NJ Spotlight - Let American Sign Language Count for Graduation Requirements, Bill Proposes…Assembly education committee passes sign-language measure, as well as bill to set up ‘recovery school’ for kids coming out of rehab

John Mooney | May 12, 2015

 

American Sign Language has long been taught in at least a few of New Jersey’s public schools, and now a bill nearing passage would allow it to be used to meet the state’s world-language requirement for graduation.

The Assembly education committee went back to business yesterday with a host of bills, including several to set up pilot programs and advisory committees.

Related Links

American Sign Language Bill

“Recovery High School” Bill

Defibrillator Bill

ASL in New Jersey Schools

The sign language bill before the committee comes almost 20 years after New Jersey’s decision to list ASL as one of the languages covered by the state’s Common Curriculum Content Standards.

By one count in 2010, about 20 districts at the time taught ASL in their schools.

But there have been questions as to whether it qualified to fulfill the state’s requirement that every high school graduate take at least a year of a language other than English or demonstrate proficiency in a language other than English.

The bill would not require schools to offer ASL classes, only to count them toward credits if they are provided.

The Assembly committee yesterday unanimously backed the bill with no discussion, after the Senate in February passed the measure 36-0. It moves next to a full Assembly vote, where passage looks likely.

“This is one of those bills where I say, ‘You mean we don’t do that already?’ ” said Assemblyman Patrick Diegnan Jr. (D-Middlesex), the committee’s chairman. “To me this is common sense.”

The bill was one of several before the committee as it met for the first time since the annual break in the legislative session for state budget deliberations.

The meeting had little of the controversy and rancor that marked some recent ones, in which the state’s testing and teacher evaluation systems were up for debate.

Instead, virtually all of the bills heard yesterday were recommended for passage with little or no dissent:

A bill was passed that would set up pilot programs in the north, central, and southern parts of the state that would establish so-called recovery schools for students overcoming drug and alcohol abuse.

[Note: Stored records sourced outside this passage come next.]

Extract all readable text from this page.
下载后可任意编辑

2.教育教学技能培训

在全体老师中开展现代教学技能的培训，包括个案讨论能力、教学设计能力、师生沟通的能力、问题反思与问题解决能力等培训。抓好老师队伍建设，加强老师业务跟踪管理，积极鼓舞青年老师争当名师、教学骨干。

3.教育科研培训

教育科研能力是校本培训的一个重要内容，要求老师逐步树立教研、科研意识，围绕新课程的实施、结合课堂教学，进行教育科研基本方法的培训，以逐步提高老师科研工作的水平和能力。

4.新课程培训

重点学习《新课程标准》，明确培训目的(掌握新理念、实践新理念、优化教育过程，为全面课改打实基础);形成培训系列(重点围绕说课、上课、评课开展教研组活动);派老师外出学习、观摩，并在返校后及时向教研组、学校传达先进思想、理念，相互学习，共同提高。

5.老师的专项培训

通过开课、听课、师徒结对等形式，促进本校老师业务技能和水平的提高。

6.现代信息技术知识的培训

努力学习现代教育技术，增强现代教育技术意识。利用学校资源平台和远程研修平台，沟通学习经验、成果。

Sponsored on the Senate side by state Sen. Raymond Lesniak (D-Union), the bill would replicate small alternative schools already in place and extend them to help more students returning from rehabilitation programs.

“When they go into rehab and then return to school settings, 90 percent of them are offered drugs or alcohol on their first day back,” Lesniak testified. “A key foundation to recovery is to remove yourself from the people, places, and things from whence you come, thus the concept of the recovery school.”

The bill has passed the Senate unanimously.

A bill cleared committee that would create an Out-of-School Time Advisory committee to study programs offered before and after school, as well as in the summer, and to recommend policies and best practices.

The development of after-school programs has been a long-running issue in the state, with various initiatives launched to expand and further fund them. The commission would be charged with issuing recommendations.

A bill was voted out to require local recreation programs and camps to have heart defibrillators at youth athletic events, and also to require training of public school personnel on the use of the defibrillators.

The bill was recommended for approval by the committee, but with some concerns raised to the potential costs.